The journal Science has lifted an expression of concern on a paper claiming evidence of Majorana quasiparticles and added new details

Controversial quantum-computing paper gets hefty correction — but concerns linger

An abstract representation of Majoranas, which are their own antiparticles.Credit: Ramon Andrade 3DCiencia/Science Photo Library

A key study1 claiming to provide evidence of Majorana quasiparticles has received an extensive correction five years after it was published in the journal Science. Two researchers who flagged the paper as problematic say that the correction isn’t sufficient — triggering the latest dispute in a field dogged by controversy.

For decades, physicists have been compelled by the idea that ultracold electrons in microscopic devices could behave collectively to form quasiparticles resistant to noise — both environmental perturbations and the inherent atomic jostling that plagues all quantum systems. The resilience of these Majoranas could make them ideal candidates for forming qubits, the informational units in quantum computers that are analogous to bits in classical machines. Studies to prove their existence have come up short, although recent bold claims by technology giant Microsoft have drawn considerable scrutiny.

In September 2018, a team led by Charlie Marcus, a physicist at the University of Copenhagen in Denmark, who also worked for Microsoft at the time, posted a manuscript to the preprint server arXiv that described a novel approach to generate Majoranas. The researchers made nanowires of indium arsenide surrounded by a shell of aluminium. Applying a small magnetic field, they then measured electrical signals “consistent” with pairs of Majoranas, one at either end of each wire. A year and a half later, they included theoretical simulations to justify their results, and the study was published in Science1.

Two physicists — Sergey Frolov, at the University of Pittsburgh in Pennsylvania, and Vincent Mourik, now at the Research Centre Jülich in Germany — raised questions about the validity of the data, and in July 2021, Science applied an editorial expression of concern to the paper to warn readers of potential problems. Now, Science is lifting that warning, and the authors are issuing a 20-page correction to the paper’s supplementary material. News of the correction was first reported on 31 July by the technology news site The Register.

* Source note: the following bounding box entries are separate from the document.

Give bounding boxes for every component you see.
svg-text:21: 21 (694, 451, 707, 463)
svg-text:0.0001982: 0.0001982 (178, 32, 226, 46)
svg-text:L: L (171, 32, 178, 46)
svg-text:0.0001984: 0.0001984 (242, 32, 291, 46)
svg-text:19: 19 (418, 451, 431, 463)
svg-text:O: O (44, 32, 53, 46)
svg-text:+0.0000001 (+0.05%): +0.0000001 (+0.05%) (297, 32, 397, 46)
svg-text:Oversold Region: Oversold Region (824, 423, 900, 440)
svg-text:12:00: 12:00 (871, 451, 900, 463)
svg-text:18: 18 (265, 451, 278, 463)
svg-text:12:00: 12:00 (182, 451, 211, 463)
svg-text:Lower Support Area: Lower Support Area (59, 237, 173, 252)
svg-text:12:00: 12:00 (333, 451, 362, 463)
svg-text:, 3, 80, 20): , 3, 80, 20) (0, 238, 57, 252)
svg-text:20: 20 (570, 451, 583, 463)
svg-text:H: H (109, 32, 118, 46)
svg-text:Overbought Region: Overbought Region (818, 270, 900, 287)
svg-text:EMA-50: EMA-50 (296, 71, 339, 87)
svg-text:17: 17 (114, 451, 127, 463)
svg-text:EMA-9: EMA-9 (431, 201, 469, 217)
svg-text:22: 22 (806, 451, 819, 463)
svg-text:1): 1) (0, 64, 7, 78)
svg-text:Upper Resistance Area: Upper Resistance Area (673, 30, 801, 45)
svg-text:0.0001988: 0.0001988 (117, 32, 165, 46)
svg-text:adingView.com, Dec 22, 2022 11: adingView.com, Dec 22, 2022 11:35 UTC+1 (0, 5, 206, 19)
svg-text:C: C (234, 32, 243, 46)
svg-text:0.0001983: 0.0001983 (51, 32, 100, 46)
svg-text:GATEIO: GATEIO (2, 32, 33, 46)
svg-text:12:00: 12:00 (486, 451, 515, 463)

The Copenhagen group looked for Majoranas with devices made of indium arsenide wires (green) wrapped with aluminium (blue), as shown in this coloured electron microscope image. Credit: Reprinted with permission from Ref. 1.

The authors say they are relieved by the outcome. “It’s not really correcting any errors,” says co-author Saulius Vaitiekėnas, a physicist at the University of Copenhagen. “We are summarizing and providing additional information.” Frolov, on the other hand, argues that the data in the paper do not give a full picture of electron behaviour in the team’s devices and calls for retraction. “I do not trust this data,” he says.

Jake Yeston, an editor at Science who oversees physical-sciences submissions, says that the journal decided not to retract the paper because there was not a “clear, community-grounded view that it’s obviously wrong”. But, Yeston says, the lack of information in the original paper was a problem, and it has now been fixed. “It shouldn’t be that a reader who wants to know what your protocol was has to go to your lab and talk to you,” he says. “That should be in the paper.”

Questioning the data

Thirteen years ago, Frolov and Mourik were authors on a different study in Science2 that reported evidence for Majoranas. But excitement around the result faded after researchers discovered that other mundane phenomena could mimic the quasiparticles.

When the Copenhagen team’s manuscript posted to arXiv in 2018, Frolov and Mourik were dubious so they requested to see all of the data. E-mails reviewed by Nature show that the Copenhagen group released additional data in November 2020. The pair of critics analysed the information provided and concluded that the data were incomplete and contradicted the study’s central claims. An internal inquiry by the university’s physics institute, however, found “no problems with the paper”, and that the Copenhagen team had turned over all of its data. Unsatisfied, editors at Science applied an expression of concern to the paper, and in October 2021, Yeston filed a complaint with the university to request an “independent, transparent investigation by experts”.

In June 2022, the university assembled a panel of independent physicists to undertake the effort: Sophie Guéron, at the University of Paris-Saclay; Allan MacDonald, at the University of Texas at Austin; and Pertti Hakonen, at Aalto University in Finland. They travelled to Copenhagen, conducted interviews and examined data from 60 microscopic devices (the original paper included data from 4). Their year-long investigation3 found no misconduct, but stated that the team’s selection of data led to “conclusions that did not adequately capture the variability of outcomes”. The excluded data, however, did not undermine the paper’s main conclusions, they said.

One sticking point for Frolov and Mourik continues to be the Copenhagen team’s choice of ‘tunnelling regime’ — the range of low electrical conductivities over which the devices were scanned. The Copenhagen researchers said they saw signs of Majoranas persisting “throughout” their chosen tunnelling regime. But Frolov and Mourik said that the additional data they received showed that the tunnelling regime was much wider, and that the telltale Majorana signs were limited to the smaller tunnelling window.